Федор стал гонять тюнер радио, но ничего, кроме обычного шороха, добыть у него не получилось.
— Пацанов не найти, — сказал Федор негромко. — Тут ничего не поделаешь. Кристинку жаль, но… так получилось, такое бывает. А эта ваша деятельность… она вредит всем, включая вас самих.
— Какая деятельность?
— Да такая деятельность! Вы всех напрягаете…
— Мы хотим помочь, — сказал я.
— Не надо никому помогать! Вы не поможете, вы навредите!
Нервно. Федор опять нервничал и курил.
— Нам не нужна никакая помощь, — подчеркивая каждое слово, произнес Федор. — Нам не нужен никакой звон. Не звоните.
Федор поправил зеркало, обернулся. И я обернулся. Никого. Улица Железнодорожная.
— То есть вы никого искать не собираетесь? — спросил я.
— Уезжай, Витя! — искренне посоветовал Федор. — Чего тут искать?! Родину проведал, на могилке у бабушки побывал, старых друзей встретил — беги себе.
— Ну…
— Если ты вдруг насчет Кристинки, то это мимо, — сказал Федор. — Поезд давно ушел, я же тебе рассказывал…
— До дому подбросишь? — перебил я.
— Подброшу.
Федор развернул машину, и мы поехали в сторону Сорока лет Октября.
— Да и на фига тебе она? Давай я нормальных девчонок подвезу, хоть прямо сейчас… Самых лучших, что есть.
Наверное, я промолчал слишком скептически.
— Не, я понимаю, выбор здесь паршивый, но других у нас нет. Мелкий вонючий городишко, я бы сам сбежал три раза, да не могу, прилип… Как мне здесь надоело, ты не представляешь… Они все приросли к своим табуреткам, а я на цырлах скачу…
А оно мне надо? Копейки платят, а каждая вошь на спину плюет… Не уедешь?
— Посмотрю пока…
— Ну смотри. — Федор выкинул сигарету. — Твое дело, твоя жизнь. Или ты… Ты действительно из-за Кристинки?
Я промолчал.
— Так это ты зря.
Федор вырулил на Кирова, прибавил газу.
— Эх, Витя, если бы знал, ты бы посмеялся…
Улица Кирова не предназначена для быстрой езды, ее ухабы неожиданны и коварны, разогнался — получил арматурину в покрышку или бетонный угол в картер, но Федор казенную машину щадить не собирался.
— Не, если ты хочешь, я могу и Кристинку организовать…
Наткнулись на яму, машину подбросило, из бардачка мне под ноги просыпались блистеры с таблетками, много.
— С этой станцией все с ума посходили, спать не могут… Я сам на таблетках живу…
У дома Снаткиной стоял синий пикап. Федор покривился. Неожиданно, что уж говорить.

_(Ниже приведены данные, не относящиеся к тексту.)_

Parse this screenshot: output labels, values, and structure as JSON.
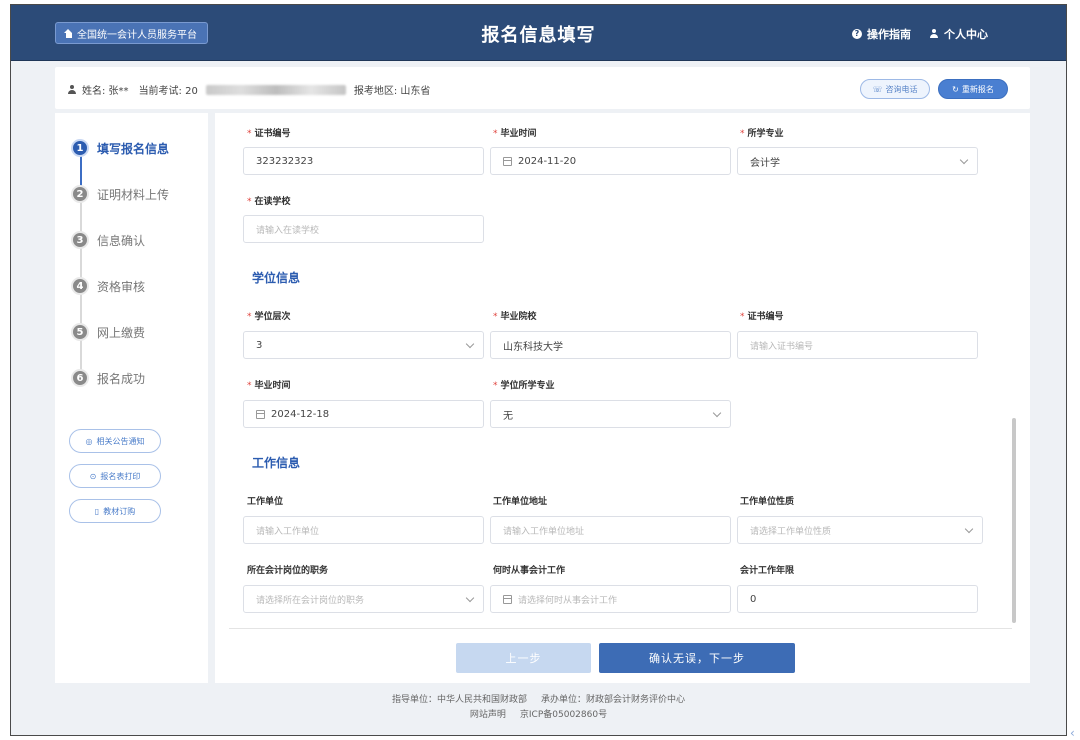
{
  "header": {
    "brand_label": "全国统一会计人员服务平台",
    "title": "报名信息填写",
    "guide_label": "操作指南",
    "user_center_label": "个人中心"
  },
  "infobar": {
    "name": "姓名: 张**",
    "exam": "当前考试: 20",
    "region": "报考地区: 山东省",
    "consult_phone_label": "咨询电话",
    "re_register_label": "重新报名"
  },
  "sidebar": {
    "steps": [
      {
        "num": "1",
        "label": "填写报名信息"
      },
      {
        "num": "2",
        "label": "证明材料上传"
      },
      {
        "num": "3",
        "label": "信息确认"
      },
      {
        "num": "4",
        "label": "资格审核"
      },
      {
        "num": "5",
        "label": "网上缴费"
      },
      {
        "num": "6",
        "label": "报名成功"
      }
    ],
    "links": [
      {
        "label": "相关公告通知"
      },
      {
        "label": "报名表打印"
      },
      {
        "label": "教材订购"
      }
    ]
  },
  "education": {
    "cert_no_label": "证书编号",
    "cert_no_value": "323232323",
    "grad_time_label": "毕业时间",
    "grad_time_value": "2024-11-20",
    "major_label": "所学专业",
    "major_value": "会计学",
    "school_label": "在读学校",
    "school_placeholder": "请输入在读学校"
  },
  "degree": {
    "section_title": "学位信息",
    "level_label": "学位层次",
    "level_value": "3",
    "grad_school_label": "毕业院校",
    "grad_school_value": "山东科技大学",
    "cert_no_label": "证书编号",
    "cert_no_placeholder": "请输入证书编号",
    "grad_time_label": "毕业时间",
    "grad_time_value": "2024-12-18",
    "major_label": "学位所学专业",
    "major_value": "无"
  },
  "work": {
    "section_title": "工作信息",
    "unit_label": "工作单位",
    "unit_placeholder": "请输入工作单位",
    "address_label": "工作单位地址",
    "address_placeholder": "请输入工作单位地址",
    "nature_label": "工作单位性质",
    "nature_placeholder": "请选择工作单位性质",
    "position_label": "所在会计岗位的职务",
    "position_placeholder": "请选择所在会计岗位的职务",
    "start_label": "何时从事会计工作",
    "start_placeholder": "请选择何时从事会计工作",
    "years_label": "会计工作年限",
    "years_value": "0"
  },
  "actions": {
    "prev_label": "上一步",
    "next_label": "确认无误，下一步"
  },
  "footer": {
    "guide_unit": "指导单位：中华人民共和国财政部",
    "host_unit": "承办单位：财政部会计财务评价中心",
    "statement": "网站声明",
    "icp": "京ICP备05002860号"
  }
}
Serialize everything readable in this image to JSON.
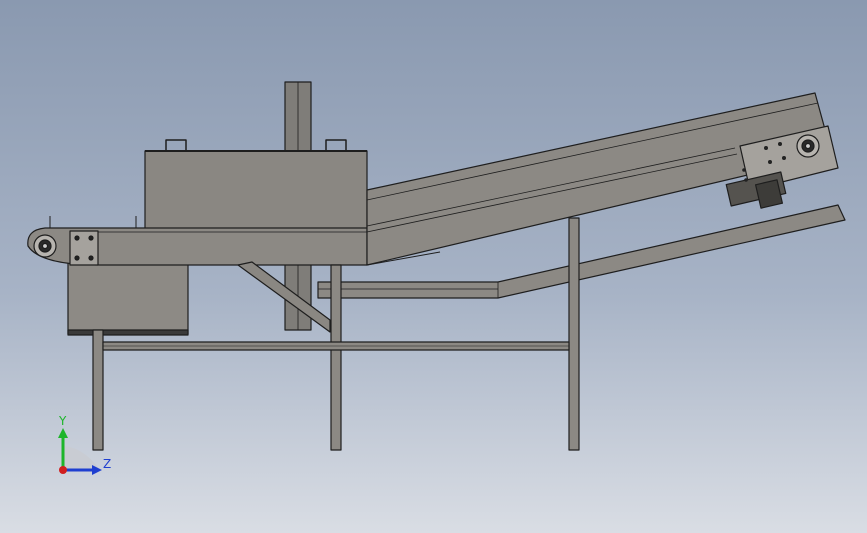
{
  "view": {
    "background_top": "#8a99b0",
    "background_bottom": "#d9dde4",
    "part_fill": "#8c8984",
    "part_edge": "#1e1e1e"
  },
  "triad": {
    "y_label": "Y",
    "z_label": "Z",
    "y_color": "#1db52a",
    "z_color": "#1f3fd0",
    "x_color": "#d01f1f"
  }
}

— Я слышал, у него яхта третья по длине в мире, — сказал Федор.
— Возможно, — сказал я.
— А прикинь, он сейчас сидит со Снаткиной, чай пьет и о пельменях базарит? — ухмыльнулся Федор.
Я бы особенно не удивился, но пикап моргнул фарами.
— Ладно, Федя, отдыхай пока.
Я выбрался из машины Федора и направился к машине Светлова. Федор не отъезжал, наблюдал, сволочь. Почему в Чагинске вокруг меня почти исключительно сволочи?
Размышляя над этим вопросом, я приблизился к пикапу.
Алексей Степанович Светлов сидел за рулем, пассажирское кресло занимали антикварного вида несессер и сигарный ящик.
— Добрый день, Алексей Степанович, — сказал я.
— Добрый день, Виктор, — сказал Светлов. — Залезайте назад, так удобнее.
Я забрался на заднее сиденье.
— Как ваше здоровье? — поинтересовался Алексей Степанович, не оборачиваясь. — Больше никаких затруднений?
— Излечен чагой.
— Действительно? — удивился Светлов.
— Да.
— Я полагал, это из области фольклора… Она действительно помогает?
— От язвы вроде.
— Как интересно. А это ваш друг?
Светлов кивнул на машину Федора.
— Детства.
Я заметил, что дождевые капли на лобовом стекле не задерживались, словно отскакивали.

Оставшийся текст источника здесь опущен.